When a person does not want to think about something, the mind will get to work putting up blockers to ensure the issues are never addressed. What's interesting is that we can choose to not think about specific -- high resolution -- things such as a memory and we can choose to not think about unknown -- low resolution -- things such as an emotion. We do this by avoiding introspection and busying ourselves with something else, be it other thoughts, chores, or our phones. However, avoiding the items we don't wish to confront may work in the short term but it's not a successful strategy for the long term when something truly bothers us.
Yesterday I was asked if I've been able to complete the Self Authoring Suite and the answer is a resounding "no". It's a difficult process because in order to get the most out of the effort, a person needs to be completely honest. This would be Rule 8, Tell the truth -- or, at least, don't lie. Despite the fact that the Self Authoring program is completely private and there is -- hopefully -- nobody going into the database to try and make sense of the things people write, I find it incredibly difficult to answer some of the questions in a manner that befits the overarching objective of the exercise, which is to make a realistic and concrete plan for the future. The ugly truth is that I do not like who I am inside, nor do I like some of the things I've done in my life.
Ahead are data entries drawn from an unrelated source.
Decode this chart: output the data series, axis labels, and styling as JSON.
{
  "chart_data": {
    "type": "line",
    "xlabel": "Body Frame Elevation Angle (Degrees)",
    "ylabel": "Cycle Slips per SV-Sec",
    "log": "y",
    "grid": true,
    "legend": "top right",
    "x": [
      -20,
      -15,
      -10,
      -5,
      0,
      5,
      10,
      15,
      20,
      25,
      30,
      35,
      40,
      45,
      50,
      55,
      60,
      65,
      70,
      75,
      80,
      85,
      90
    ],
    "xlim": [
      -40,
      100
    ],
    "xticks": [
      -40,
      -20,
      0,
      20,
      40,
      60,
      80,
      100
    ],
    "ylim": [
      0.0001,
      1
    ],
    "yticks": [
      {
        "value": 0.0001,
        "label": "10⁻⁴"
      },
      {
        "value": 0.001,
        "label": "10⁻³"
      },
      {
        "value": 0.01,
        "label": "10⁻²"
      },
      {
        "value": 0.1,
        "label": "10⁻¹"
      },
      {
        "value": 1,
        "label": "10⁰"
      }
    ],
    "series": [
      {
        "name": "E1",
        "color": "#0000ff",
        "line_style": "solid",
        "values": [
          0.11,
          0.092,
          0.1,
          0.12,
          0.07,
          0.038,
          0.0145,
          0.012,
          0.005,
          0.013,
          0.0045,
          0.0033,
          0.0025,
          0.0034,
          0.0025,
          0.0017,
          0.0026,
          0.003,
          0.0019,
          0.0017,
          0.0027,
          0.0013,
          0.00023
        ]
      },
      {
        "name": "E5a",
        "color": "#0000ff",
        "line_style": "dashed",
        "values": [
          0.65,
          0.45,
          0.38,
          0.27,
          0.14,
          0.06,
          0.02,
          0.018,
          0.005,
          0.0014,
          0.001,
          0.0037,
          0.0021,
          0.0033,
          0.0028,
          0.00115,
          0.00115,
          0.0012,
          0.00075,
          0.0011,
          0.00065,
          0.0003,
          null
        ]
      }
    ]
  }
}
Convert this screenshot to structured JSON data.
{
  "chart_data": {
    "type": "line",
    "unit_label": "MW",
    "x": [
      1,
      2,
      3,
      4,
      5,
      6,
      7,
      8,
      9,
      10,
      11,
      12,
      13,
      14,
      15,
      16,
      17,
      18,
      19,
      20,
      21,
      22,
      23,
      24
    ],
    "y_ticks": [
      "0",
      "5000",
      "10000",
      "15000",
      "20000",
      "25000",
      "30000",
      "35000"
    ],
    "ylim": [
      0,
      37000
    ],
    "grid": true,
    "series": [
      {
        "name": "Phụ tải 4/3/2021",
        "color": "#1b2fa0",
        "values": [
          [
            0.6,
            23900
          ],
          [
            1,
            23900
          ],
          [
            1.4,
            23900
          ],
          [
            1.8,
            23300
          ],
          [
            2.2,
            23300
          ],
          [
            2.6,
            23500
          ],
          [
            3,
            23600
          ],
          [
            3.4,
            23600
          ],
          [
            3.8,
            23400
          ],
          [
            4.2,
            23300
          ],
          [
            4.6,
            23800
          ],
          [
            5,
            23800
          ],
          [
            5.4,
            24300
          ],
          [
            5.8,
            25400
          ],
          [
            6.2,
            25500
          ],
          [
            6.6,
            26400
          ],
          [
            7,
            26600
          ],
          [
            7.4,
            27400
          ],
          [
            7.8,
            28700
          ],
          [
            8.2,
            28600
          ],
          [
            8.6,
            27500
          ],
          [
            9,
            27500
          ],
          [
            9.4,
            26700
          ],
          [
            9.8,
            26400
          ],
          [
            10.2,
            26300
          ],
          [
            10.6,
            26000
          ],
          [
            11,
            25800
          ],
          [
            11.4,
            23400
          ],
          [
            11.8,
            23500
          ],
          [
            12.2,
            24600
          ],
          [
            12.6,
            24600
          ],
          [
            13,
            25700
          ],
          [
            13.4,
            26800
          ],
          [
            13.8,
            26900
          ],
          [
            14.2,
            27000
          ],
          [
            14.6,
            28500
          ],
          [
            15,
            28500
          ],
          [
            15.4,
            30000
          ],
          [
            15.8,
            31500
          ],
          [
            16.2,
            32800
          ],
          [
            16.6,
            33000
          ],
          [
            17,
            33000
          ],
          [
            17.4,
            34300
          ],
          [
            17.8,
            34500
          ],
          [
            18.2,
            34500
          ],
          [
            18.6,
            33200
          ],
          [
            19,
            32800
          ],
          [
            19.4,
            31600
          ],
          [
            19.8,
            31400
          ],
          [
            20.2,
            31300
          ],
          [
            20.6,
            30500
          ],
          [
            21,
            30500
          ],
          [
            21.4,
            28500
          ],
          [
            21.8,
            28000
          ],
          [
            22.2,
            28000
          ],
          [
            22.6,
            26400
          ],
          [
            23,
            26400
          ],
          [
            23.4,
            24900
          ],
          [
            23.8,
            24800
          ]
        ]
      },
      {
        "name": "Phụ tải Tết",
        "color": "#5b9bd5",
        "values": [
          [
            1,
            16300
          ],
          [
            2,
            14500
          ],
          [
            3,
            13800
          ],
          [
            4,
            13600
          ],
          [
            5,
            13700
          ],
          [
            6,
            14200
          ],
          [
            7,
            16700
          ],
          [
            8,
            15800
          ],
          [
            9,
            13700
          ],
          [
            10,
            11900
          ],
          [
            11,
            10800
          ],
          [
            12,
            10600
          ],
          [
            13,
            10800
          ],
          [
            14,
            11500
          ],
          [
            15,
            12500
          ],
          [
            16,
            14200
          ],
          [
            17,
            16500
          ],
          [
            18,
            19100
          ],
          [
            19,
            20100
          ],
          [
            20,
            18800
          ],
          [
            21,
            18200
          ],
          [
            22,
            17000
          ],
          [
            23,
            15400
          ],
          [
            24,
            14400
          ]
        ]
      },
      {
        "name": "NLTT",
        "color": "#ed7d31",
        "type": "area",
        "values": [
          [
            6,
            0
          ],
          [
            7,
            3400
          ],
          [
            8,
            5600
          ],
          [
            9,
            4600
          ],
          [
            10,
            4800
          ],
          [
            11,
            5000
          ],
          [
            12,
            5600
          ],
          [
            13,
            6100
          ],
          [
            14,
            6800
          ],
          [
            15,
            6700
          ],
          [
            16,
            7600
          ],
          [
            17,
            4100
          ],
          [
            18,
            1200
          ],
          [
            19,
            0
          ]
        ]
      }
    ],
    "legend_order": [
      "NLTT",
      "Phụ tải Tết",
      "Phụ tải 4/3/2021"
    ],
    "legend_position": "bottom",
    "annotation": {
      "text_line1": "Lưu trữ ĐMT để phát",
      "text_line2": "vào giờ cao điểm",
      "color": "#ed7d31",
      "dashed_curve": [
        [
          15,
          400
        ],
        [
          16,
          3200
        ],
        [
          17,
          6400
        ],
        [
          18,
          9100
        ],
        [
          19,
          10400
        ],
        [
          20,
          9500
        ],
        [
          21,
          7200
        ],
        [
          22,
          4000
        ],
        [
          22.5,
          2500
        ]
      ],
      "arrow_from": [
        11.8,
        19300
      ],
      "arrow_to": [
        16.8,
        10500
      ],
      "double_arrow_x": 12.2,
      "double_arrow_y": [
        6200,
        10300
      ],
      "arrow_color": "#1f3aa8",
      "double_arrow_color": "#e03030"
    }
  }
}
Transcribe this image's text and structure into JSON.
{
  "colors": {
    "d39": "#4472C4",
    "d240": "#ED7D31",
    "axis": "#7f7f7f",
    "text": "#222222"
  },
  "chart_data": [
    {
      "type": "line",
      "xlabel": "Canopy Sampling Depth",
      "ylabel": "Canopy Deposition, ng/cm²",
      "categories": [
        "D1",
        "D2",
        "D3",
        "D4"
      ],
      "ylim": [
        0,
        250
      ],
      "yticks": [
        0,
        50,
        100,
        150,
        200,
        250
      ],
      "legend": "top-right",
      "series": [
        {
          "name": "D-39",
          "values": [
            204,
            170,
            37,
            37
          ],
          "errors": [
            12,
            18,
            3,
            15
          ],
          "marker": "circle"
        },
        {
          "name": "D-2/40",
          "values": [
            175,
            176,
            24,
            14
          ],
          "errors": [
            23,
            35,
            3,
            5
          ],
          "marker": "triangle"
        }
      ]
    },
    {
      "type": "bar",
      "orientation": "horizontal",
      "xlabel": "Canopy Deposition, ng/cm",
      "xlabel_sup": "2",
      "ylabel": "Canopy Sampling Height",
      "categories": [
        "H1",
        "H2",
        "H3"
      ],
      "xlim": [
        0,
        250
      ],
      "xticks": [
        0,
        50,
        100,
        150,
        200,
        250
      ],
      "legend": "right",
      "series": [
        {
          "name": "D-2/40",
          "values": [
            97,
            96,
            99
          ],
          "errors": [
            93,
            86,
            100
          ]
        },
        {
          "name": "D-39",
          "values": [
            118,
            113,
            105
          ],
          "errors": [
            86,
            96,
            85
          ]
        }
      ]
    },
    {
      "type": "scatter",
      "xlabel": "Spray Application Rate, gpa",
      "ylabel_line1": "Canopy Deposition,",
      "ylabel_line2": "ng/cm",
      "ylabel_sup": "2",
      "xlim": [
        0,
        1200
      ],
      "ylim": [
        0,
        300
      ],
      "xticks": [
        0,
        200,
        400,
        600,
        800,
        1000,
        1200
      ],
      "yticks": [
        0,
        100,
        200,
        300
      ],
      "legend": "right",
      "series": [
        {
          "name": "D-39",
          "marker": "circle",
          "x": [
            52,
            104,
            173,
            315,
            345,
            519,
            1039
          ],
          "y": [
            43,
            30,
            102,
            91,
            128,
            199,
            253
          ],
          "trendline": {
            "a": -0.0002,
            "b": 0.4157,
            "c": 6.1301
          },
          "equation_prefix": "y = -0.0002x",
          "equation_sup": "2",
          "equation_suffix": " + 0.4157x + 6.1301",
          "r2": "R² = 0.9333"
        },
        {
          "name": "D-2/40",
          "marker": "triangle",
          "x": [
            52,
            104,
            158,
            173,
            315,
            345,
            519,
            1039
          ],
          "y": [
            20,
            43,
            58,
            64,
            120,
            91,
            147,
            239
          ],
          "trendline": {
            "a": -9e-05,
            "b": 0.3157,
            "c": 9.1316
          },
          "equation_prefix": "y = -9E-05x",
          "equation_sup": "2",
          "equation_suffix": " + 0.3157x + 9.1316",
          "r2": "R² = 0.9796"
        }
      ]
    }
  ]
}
It's difficult to write about them without feeling deeply ashamed. Sure, "we all make mistakes", and the best we can do is to learn from our errors to ensure a better present and future, but this dismissive statement only makes sense if the mistake was a genuine accident. The things we do with intent, knowing they're wrong before embarking on the action, cannot be played off so easily because they reveal to us who we are inside. When we willingly ignore our conscience and do the wrong things to appease our inner demons, we get a glimpse of who we could be if let loose.
When I was a young man, I thought that people were generally good inside and that bad things were done out of desperation more than malice. This changed almost instantly when I was 18 and confronted by a predator in priest's clothing. At this point I discovered that inside me was not only the ability to consider and plan a murder, but the ability to justify it, too. Better decisions were made. Rational actions followed. Evil was avoided, but not defeated. It persists.
In the years that followed I did all sorts of stupid things, from petty crime to driving drunk to hacking systems. Activities I knew to be wrong before embarking on the endeavour. Though I have not done any of these things in over 15 years, the fact that I could willingly do them at all is nothing short of disappointing. Can I avoid the temptation to do these things in the future no matter the short-term reward? How can I be sure?
Inside of us is the potential for incredible good as well as unimaginable evil. For the better part of the last four years, I have made a concerted effort to be better a better person tomorrow than I was yesterday. Sometimes I fail, but every morning offers another opportunity for incremental improvement. Looking forward, I see potential. Looking back, I see shame.
It's just easier to avoid thinking about it at all.